Carlos Araujo

Personal information
- Full name: Carlos Luciano Araujo
- Date of birth: 19 November 1981 (age 44)
- Place of birth: Mendoza, Argentina
- Height: 1.72 m (5 ft 8 in)
- Position: Right-back

Youth career
- Independiente Rivadavia

Senior career*
- Years: Team / Apps / (Gls)
- 2000–2002: Independiente Rivadavia / 23 / (2)
- 2002–2004: Atlético de Rafaela / 72 / (0)
- 2004–2005: Racing Club / 28 / (0)
- 2005–2006: Estudiantes / 15 / (0)
- 2006–2007: Newell's Old Boys / 24 / (2)
- 2007–2008: Olimpo / 24 / (1)
- 2008–2009: Huracán / 35 / (1)
- 2009–2011: AEK Athens / 30 / (0)
- 2011: → Lanús (loan) / 6 / (0)
- 2011–2016: Lanús / 116 / (1)
- 2016–2020: Huracán / 65 / (2)
- 2020–2021: Independiente Rivadavia / 7 / (0)

International career
- 2001–03: Argentina U-20 / 16 / (0)

= Carlos Araujo =

Argentine footballer (born 1981)

Carlos Luciano Araujo (born November 19, 1981) is a retired Argentine football player, who played as a right-back.

==Career==

Araujo started his career with Independiente Rivadavia.

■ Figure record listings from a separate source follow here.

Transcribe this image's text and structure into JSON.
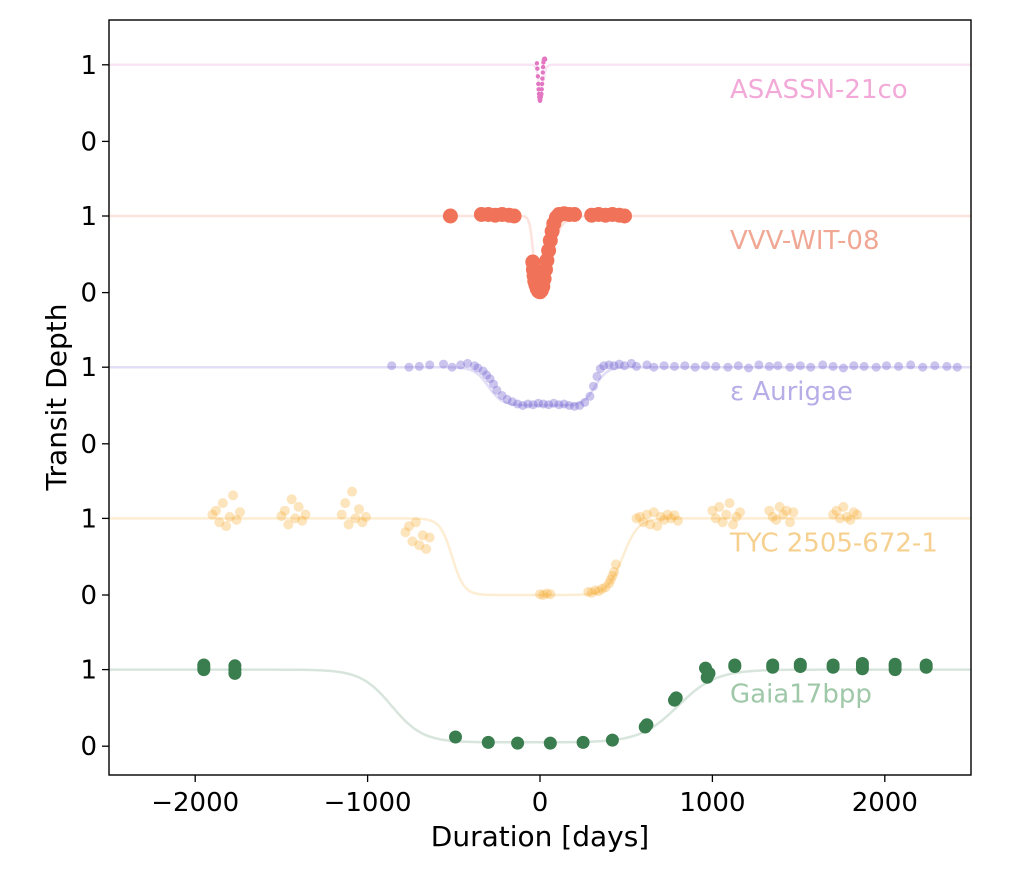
{
  "chart_data": {
    "type": "scatter",
    "xlabel": "Duration [days]",
    "ylabel": "Transit Depth",
    "xlim": [
      -2500,
      2500
    ],
    "x_ticks": [
      -2000,
      -1000,
      0,
      1000,
      2000
    ],
    "x_tick_labels": [
      "−2000",
      "−1000",
      "0",
      "1000",
      "2000"
    ],
    "grid": false,
    "legend": "none",
    "panel_y_ticks": [
      "1",
      "0"
    ],
    "series": [
      {
        "name": "ASASSN-21co",
        "color": "#e377c2",
        "label_color": "#f2a9d8",
        "model": {
          "depth": 0.4,
          "t1": -10,
          "t2": 20,
          "w1": 6,
          "w2": 8
        },
        "points": [
          [
            -18,
            1.02
          ],
          [
            -15,
            0.95
          ],
          [
            -12,
            0.85
          ],
          [
            -10,
            0.75
          ],
          [
            -8,
            0.68
          ],
          [
            -6,
            0.62
          ],
          [
            -4,
            0.58
          ],
          [
            -2,
            0.55
          ],
          [
            0,
            0.53
          ],
          [
            2,
            0.55
          ],
          [
            4,
            0.58
          ],
          [
            6,
            0.6
          ],
          [
            8,
            0.62
          ],
          [
            10,
            0.68
          ],
          [
            12,
            0.75
          ],
          [
            14,
            0.82
          ],
          [
            16,
            0.9
          ],
          [
            18,
            0.97
          ],
          [
            20,
            1.03
          ],
          [
            22,
            1.06
          ],
          [
            24,
            1.07
          ],
          [
            26,
            1.08
          ],
          [
            28,
            1.08
          ],
          [
            30,
            1.07
          ]
        ],
        "point_size": 2.2,
        "point_alpha": 1
      },
      {
        "name": "VVV-WIT-08",
        "color": "#f07258",
        "label_color": "#f0a794",
        "model": {
          "depth": 1.0,
          "t1": -40,
          "t2": 60,
          "w1": 10,
          "w2": 35
        },
        "points": [
          [
            -520,
            1.0
          ],
          [
            -340,
            1.02
          ],
          [
            -300,
            1.02
          ],
          [
            -260,
            1.01
          ],
          [
            -220,
            1.02
          ],
          [
            -180,
            1.01
          ],
          [
            -150,
            1.0
          ],
          [
            -42,
            0.4
          ],
          [
            -38,
            0.3
          ],
          [
            -34,
            0.22
          ],
          [
            -30,
            0.15
          ],
          [
            -24,
            0.1
          ],
          [
            -16,
            0.05
          ],
          [
            -8,
            0.02
          ],
          [
            0,
            0.01
          ],
          [
            8,
            0.03
          ],
          [
            16,
            0.08
          ],
          [
            24,
            0.18
          ],
          [
            32,
            0.3
          ],
          [
            40,
            0.42
          ],
          [
            50,
            0.55
          ],
          [
            60,
            0.68
          ],
          [
            70,
            0.8
          ],
          [
            80,
            0.9
          ],
          [
            95,
            0.98
          ],
          [
            110,
            1.02
          ],
          [
            140,
            1.03
          ],
          [
            170,
            1.02
          ],
          [
            200,
            1.02
          ],
          [
            300,
            1.01
          ],
          [
            340,
            1.02
          ],
          [
            380,
            1.01
          ],
          [
            420,
            1.02
          ],
          [
            460,
            1.01
          ],
          [
            490,
            1.0
          ]
        ],
        "point_size": 7.5,
        "point_alpha": 1
      },
      {
        "name": "ε Aurigae",
        "color": "#6a5acd",
        "label_color": "#b7aee8",
        "model": {
          "depth": 0.5,
          "t1": -300,
          "t2": 320,
          "w1": 40,
          "w2": 35
        },
        "points": [
          [
            -860,
            1.02
          ],
          [
            -760,
            1.0
          ],
          [
            -700,
            1.01
          ],
          [
            -640,
            1.03
          ],
          [
            -560,
            1.04
          ],
          [
            -510,
            1.0
          ],
          [
            -460,
            1.03
          ],
          [
            -420,
            1.05
          ],
          [
            -380,
            1.02
          ],
          [
            -360,
            0.99
          ],
          [
            -330,
            0.95
          ],
          [
            -310,
            0.9
          ],
          [
            -290,
            0.85
          ],
          [
            -270,
            0.78
          ],
          [
            -250,
            0.7
          ],
          [
            -220,
            0.63
          ],
          [
            -190,
            0.58
          ],
          [
            -160,
            0.55
          ],
          [
            -130,
            0.52
          ],
          [
            -100,
            0.5
          ],
          [
            -70,
            0.52
          ],
          [
            -40,
            0.51
          ],
          [
            -10,
            0.53
          ],
          [
            20,
            0.52
          ],
          [
            50,
            0.51
          ],
          [
            80,
            0.53
          ],
          [
            110,
            0.51
          ],
          [
            140,
            0.52
          ],
          [
            170,
            0.5
          ],
          [
            200,
            0.49
          ],
          [
            230,
            0.5
          ],
          [
            260,
            0.54
          ],
          [
            290,
            0.62
          ],
          [
            310,
            0.75
          ],
          [
            330,
            0.88
          ],
          [
            350,
            0.98
          ],
          [
            370,
            1.02
          ],
          [
            400,
            1.03
          ],
          [
            430,
            1.02
          ],
          [
            460,
            1.04
          ],
          [
            490,
            1.02
          ],
          [
            530,
            1.05
          ],
          [
            560,
            1.01
          ],
          [
            620,
            1.03
          ],
          [
            660,
            1.0
          ],
          [
            720,
            1.02
          ],
          [
            780,
            1.01
          ],
          [
            840,
            1.02
          ],
          [
            900,
            1.0
          ],
          [
            960,
            1.02
          ],
          [
            1020,
            1.01
          ],
          [
            1090,
            1.0
          ],
          [
            1150,
            1.02
          ],
          [
            1210,
            0.99
          ],
          [
            1270,
            1.03
          ],
          [
            1330,
            1.01
          ],
          [
            1380,
            1.02
          ],
          [
            1450,
            1.0
          ],
          [
            1510,
            1.02
          ],
          [
            1570,
            1.0
          ],
          [
            1640,
            1.03
          ],
          [
            1700,
            1.01
          ],
          [
            1760,
            0.99
          ],
          [
            1820,
            1.02
          ],
          [
            1880,
            1.01
          ],
          [
            1950,
            1.0
          ],
          [
            2010,
            1.02
          ],
          [
            2080,
            1.01
          ],
          [
            2150,
            1.03
          ],
          [
            2220,
            1.0
          ],
          [
            2290,
            1.02
          ],
          [
            2360,
            1.01
          ],
          [
            2420,
            1.0
          ]
        ],
        "point_size": 4.5,
        "point_alpha": 0.35
      },
      {
        "name": "TYC 2505-672-1",
        "color": "#f5a623",
        "label_color": "#f6d08f",
        "model": {
          "depth": 1.0,
          "t1": -510,
          "t2": 480,
          "w1": 35,
          "w2": 45
        },
        "points": [
          [
            -1900,
            1.05
          ],
          [
            -1880,
            1.1
          ],
          [
            -1860,
            0.95
          ],
          [
            -1840,
            1.2
          ],
          [
            -1820,
            0.9
          ],
          [
            -1800,
            1.02
          ],
          [
            -1780,
            1.3
          ],
          [
            -1760,
            0.98
          ],
          [
            -1740,
            1.08
          ],
          [
            -1500,
            1.03
          ],
          [
            -1480,
            1.1
          ],
          [
            -1460,
            0.92
          ],
          [
            -1440,
            1.25
          ],
          [
            -1420,
            1.0
          ],
          [
            -1400,
            1.15
          ],
          [
            -1380,
            0.97
          ],
          [
            -1360,
            1.05
          ],
          [
            -1150,
            1.05
          ],
          [
            -1130,
            1.2
          ],
          [
            -1110,
            0.92
          ],
          [
            -1090,
            1.35
          ],
          [
            -1070,
            1.0
          ],
          [
            -1050,
            1.12
          ],
          [
            -1030,
            0.95
          ],
          [
            -1010,
            1.02
          ],
          [
            -780,
            0.82
          ],
          [
            -760,
            0.9
          ],
          [
            -740,
            0.7
          ],
          [
            -720,
            0.95
          ],
          [
            -700,
            0.65
          ],
          [
            -680,
            0.78
          ],
          [
            -660,
            0.6
          ],
          [
            -640,
            0.75
          ],
          [
            0,
            0.01
          ],
          [
            20,
            0.0
          ],
          [
            40,
            0.02
          ],
          [
            60,
            0.01
          ],
          [
            280,
            0.04
          ],
          [
            300,
            0.03
          ],
          [
            320,
            0.06
          ],
          [
            340,
            0.05
          ],
          [
            360,
            0.08
          ],
          [
            380,
            0.1
          ],
          [
            400,
            0.15
          ],
          [
            410,
            0.2
          ],
          [
            420,
            0.25
          ],
          [
            430,
            0.3
          ],
          [
            440,
            0.4
          ],
          [
            560,
            1.0
          ],
          [
            580,
            1.02
          ],
          [
            600,
            0.95
          ],
          [
            620,
            1.05
          ],
          [
            640,
            0.92
          ],
          [
            660,
            1.08
          ],
          [
            680,
            0.9
          ],
          [
            700,
            1.02
          ],
          [
            720,
            0.98
          ],
          [
            740,
            1.05
          ],
          [
            760,
            1.0
          ],
          [
            780,
            1.04
          ],
          [
            800,
            0.97
          ],
          [
            1000,
            1.1
          ],
          [
            1020,
            1.0
          ],
          [
            1040,
            1.15
          ],
          [
            1060,
            0.95
          ],
          [
            1080,
            1.05
          ],
          [
            1100,
            1.2
          ],
          [
            1120,
            0.92
          ],
          [
            1140,
            1.02
          ],
          [
            1160,
            1.08
          ],
          [
            1330,
            1.1
          ],
          [
            1350,
            1.02
          ],
          [
            1370,
            0.98
          ],
          [
            1390,
            1.15
          ],
          [
            1410,
            1.05
          ],
          [
            1430,
            1.1
          ],
          [
            1450,
            0.95
          ],
          [
            1470,
            1.08
          ],
          [
            1700,
            1.05
          ],
          [
            1720,
            1.1
          ],
          [
            1740,
            1.0
          ],
          [
            1760,
            1.15
          ],
          [
            1780,
            1.02
          ],
          [
            1800,
            0.98
          ],
          [
            1820,
            1.08
          ],
          [
            1840,
            1.05
          ]
        ],
        "point_size": 5,
        "point_alpha": 0.3
      },
      {
        "name": "Gaia17bpp",
        "color": "#3a7d4f",
        "label_color": "#9fc8a8",
        "model": {
          "depth": 0.95,
          "t1": -860,
          "t2": 800,
          "w1": 90,
          "w2": 110
        },
        "points": [
          [
            -1950,
            1.06
          ],
          [
            -1950,
            1.03
          ],
          [
            -1950,
            1.0
          ],
          [
            -1770,
            1.05
          ],
          [
            -1770,
            1.0
          ],
          [
            -1770,
            0.95
          ],
          [
            -490,
            0.12
          ],
          [
            -300,
            0.05
          ],
          [
            -130,
            0.04
          ],
          [
            60,
            0.04
          ],
          [
            250,
            0.05
          ],
          [
            420,
            0.08
          ],
          [
            610,
            0.25
          ],
          [
            620,
            0.28
          ],
          [
            780,
            0.6
          ],
          [
            790,
            0.63
          ],
          [
            960,
            1.02
          ],
          [
            970,
            0.9
          ],
          [
            980,
            0.95
          ],
          [
            1130,
            1.06
          ],
          [
            1130,
            1.04
          ],
          [
            1350,
            1.06
          ],
          [
            1350,
            1.03
          ],
          [
            1510,
            1.07
          ],
          [
            1510,
            1.04
          ],
          [
            1700,
            1.06
          ],
          [
            1700,
            1.03
          ],
          [
            1870,
            1.08
          ],
          [
            1870,
            1.04
          ],
          [
            1870,
            1.01
          ],
          [
            2060,
            1.07
          ],
          [
            2060,
            1.04
          ],
          [
            2060,
            1.0
          ],
          [
            2240,
            1.06
          ],
          [
            2240,
            1.03
          ]
        ],
        "point_size": 6.5,
        "point_alpha": 1
      }
    ]
  }
}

He then played for Atlético de Rafaela, with which he won 2002–03 season of the Primera B Nacional (second division), earning promotion to the Primera Division. Subsequently, he played for major Argentine clubs, including Estudiantes de La Plata, Newell's Old Boys and Huracán. After a successful season with Huracán, Araujo decided to take the big step to Europe in the second half of 2009, joining Greek club AEK Athens F.C. Araujo was cited as the "best right back in Argentina" by his former Huracán coach Ángel Cappa, whilst his transfer was described by a journalist as a "key player loss" for Huracán.

Araujo signed a 3-year contract with AEK Athens on August 18, 2009. AEK signed Araujo as a free agent. Araujo was the fifth Argentine AEK Athens player for the 2009–10 season, the others being Sebastián Saja, Ignacio Scocco, Nicolás Bianchi Arce and Ismael Blanco. Although good performances in Greece and Europe, Araujo had to return to Argentina due to a sudden family issue in July 2010. Ηe left AEK Athens after the conflicts between him and the team were close to lead to court. He was loaned the remaining year of his contract in Lanus having previously denied a loan offer from Independiente Rivadavia despite pressure from AEK Athens.

On December 23, 2010, Araujo returned to Argentina, joining Lanús.